Steile Abfahrt

»Zurückgefahren vom Held zum Nichts«, kommentierte der Daily Mirror das am Montag verkündete Urteil des Radsport-Weltverbands Union Cycliste International (UCI). Lance Armstrong wurden alle sieben Siege bei der Tour de France aberkannt. Der Verband, der übrigens wegen eigener Verstrickungen in den Dopingskandal in der Kritik steht, bestätigte damit einen 200 Seiten umfassenden Bericht der US-amerikanischen Anti-Doping-Agentur Usada. Dort wird ausführlich das »System Armstrong« (Spiegel) geschildert, das die Basler Zeitung als »Einschüchterung, Nötigung, Missbrauch von Testosteron und Eigenblutdoping« skizziert.

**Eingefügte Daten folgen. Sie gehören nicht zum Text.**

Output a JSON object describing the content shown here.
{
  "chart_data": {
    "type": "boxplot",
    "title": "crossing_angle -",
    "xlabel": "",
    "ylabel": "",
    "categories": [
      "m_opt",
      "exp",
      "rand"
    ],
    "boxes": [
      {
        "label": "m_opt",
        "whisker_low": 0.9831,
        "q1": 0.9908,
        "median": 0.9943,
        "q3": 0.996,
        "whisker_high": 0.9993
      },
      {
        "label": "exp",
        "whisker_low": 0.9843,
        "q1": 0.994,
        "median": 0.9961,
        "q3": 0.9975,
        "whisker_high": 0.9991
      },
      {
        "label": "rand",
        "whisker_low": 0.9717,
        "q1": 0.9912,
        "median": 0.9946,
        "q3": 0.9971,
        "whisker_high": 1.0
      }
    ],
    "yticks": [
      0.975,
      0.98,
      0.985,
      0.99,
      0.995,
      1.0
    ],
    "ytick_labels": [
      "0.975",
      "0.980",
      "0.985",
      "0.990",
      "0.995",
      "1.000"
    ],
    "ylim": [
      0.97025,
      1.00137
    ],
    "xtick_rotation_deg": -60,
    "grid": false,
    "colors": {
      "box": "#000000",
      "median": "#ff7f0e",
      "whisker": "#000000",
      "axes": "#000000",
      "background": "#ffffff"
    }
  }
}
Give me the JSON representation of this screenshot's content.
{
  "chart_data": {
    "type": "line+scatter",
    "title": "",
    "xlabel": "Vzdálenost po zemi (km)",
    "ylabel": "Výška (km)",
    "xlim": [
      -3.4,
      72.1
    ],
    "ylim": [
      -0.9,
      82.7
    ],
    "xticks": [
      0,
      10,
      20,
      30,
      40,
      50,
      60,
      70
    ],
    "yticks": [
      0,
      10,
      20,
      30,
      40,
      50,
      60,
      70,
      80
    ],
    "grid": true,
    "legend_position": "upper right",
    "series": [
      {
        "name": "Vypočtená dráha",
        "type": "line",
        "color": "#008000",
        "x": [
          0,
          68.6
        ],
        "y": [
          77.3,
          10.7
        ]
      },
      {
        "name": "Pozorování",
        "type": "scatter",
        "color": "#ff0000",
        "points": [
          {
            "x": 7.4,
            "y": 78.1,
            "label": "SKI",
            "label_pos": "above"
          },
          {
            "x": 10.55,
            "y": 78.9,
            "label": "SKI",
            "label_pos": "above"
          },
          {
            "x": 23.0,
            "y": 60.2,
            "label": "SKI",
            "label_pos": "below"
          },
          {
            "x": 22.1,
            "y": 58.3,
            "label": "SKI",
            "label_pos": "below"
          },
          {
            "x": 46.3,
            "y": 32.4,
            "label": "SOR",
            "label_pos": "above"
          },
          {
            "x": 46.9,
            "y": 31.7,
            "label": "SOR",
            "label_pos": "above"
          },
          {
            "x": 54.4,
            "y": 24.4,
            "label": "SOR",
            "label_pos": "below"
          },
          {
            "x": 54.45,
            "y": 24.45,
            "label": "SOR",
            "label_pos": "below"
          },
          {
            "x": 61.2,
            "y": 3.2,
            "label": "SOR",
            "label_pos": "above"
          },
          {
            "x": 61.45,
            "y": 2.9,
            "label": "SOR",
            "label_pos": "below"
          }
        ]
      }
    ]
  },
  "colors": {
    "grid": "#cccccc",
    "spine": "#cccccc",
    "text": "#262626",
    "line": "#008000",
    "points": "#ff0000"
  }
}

Besonders aufschlussreich ist Armstrongs ressourcenschonende Personalpolitik. Eine Physiotherapeutin seines Teams musste sich nebenbei auch noch als Kurierin für Dopingsubstanzen und Visagistin verdingen – bei einer ärztlichen Kontrolle wurden Armstrongs Spritzeneinstiche einfach überschminkt. »Ein ganzes Team dopte auf höchstem Niveau«, stellt Tuttosport fest, und die LA Times zeigt sich beeindruckt davon, wie »heimliche Lieferungen entlang von Bergstraßen orchestriert« wurden. Der Guardian würdigt zwar nicht den Teamleiter oder den Radfahrer Lance Armstrong, aber zumindest den Schauspieler: »Über zehn Jahre lang so hartnäckig auf so hohem Niveau zu lügen – live auf Pressekonferenzen, im Fernsehen, vor Gericht, in Büchern – ist wirklich eine Meisterleistung.« Die deutsche Bild-Zeitung liefert zum Urteil gegen Armstrong hingegen Geschmackloses. Unter der Schlagzeile »Lance Armstrong ausgelöscht … als hätte es ihn nie gegeben« wird auf bild.de eine Fotoserie von Siegerehrungen bei der Tour de France präsentiert. Unter dem Motto »Bild hat Lance Armstrong aus dem Foto gelöscht« wird eine Reihe von Bildern gezeigt, auf denen nach einem Digital Cutting nur noch Armstrongs Silhouette zu sehen ist. Und diese Armstrong-Silhouette wird stets flankiert von deutschen Radfahrern.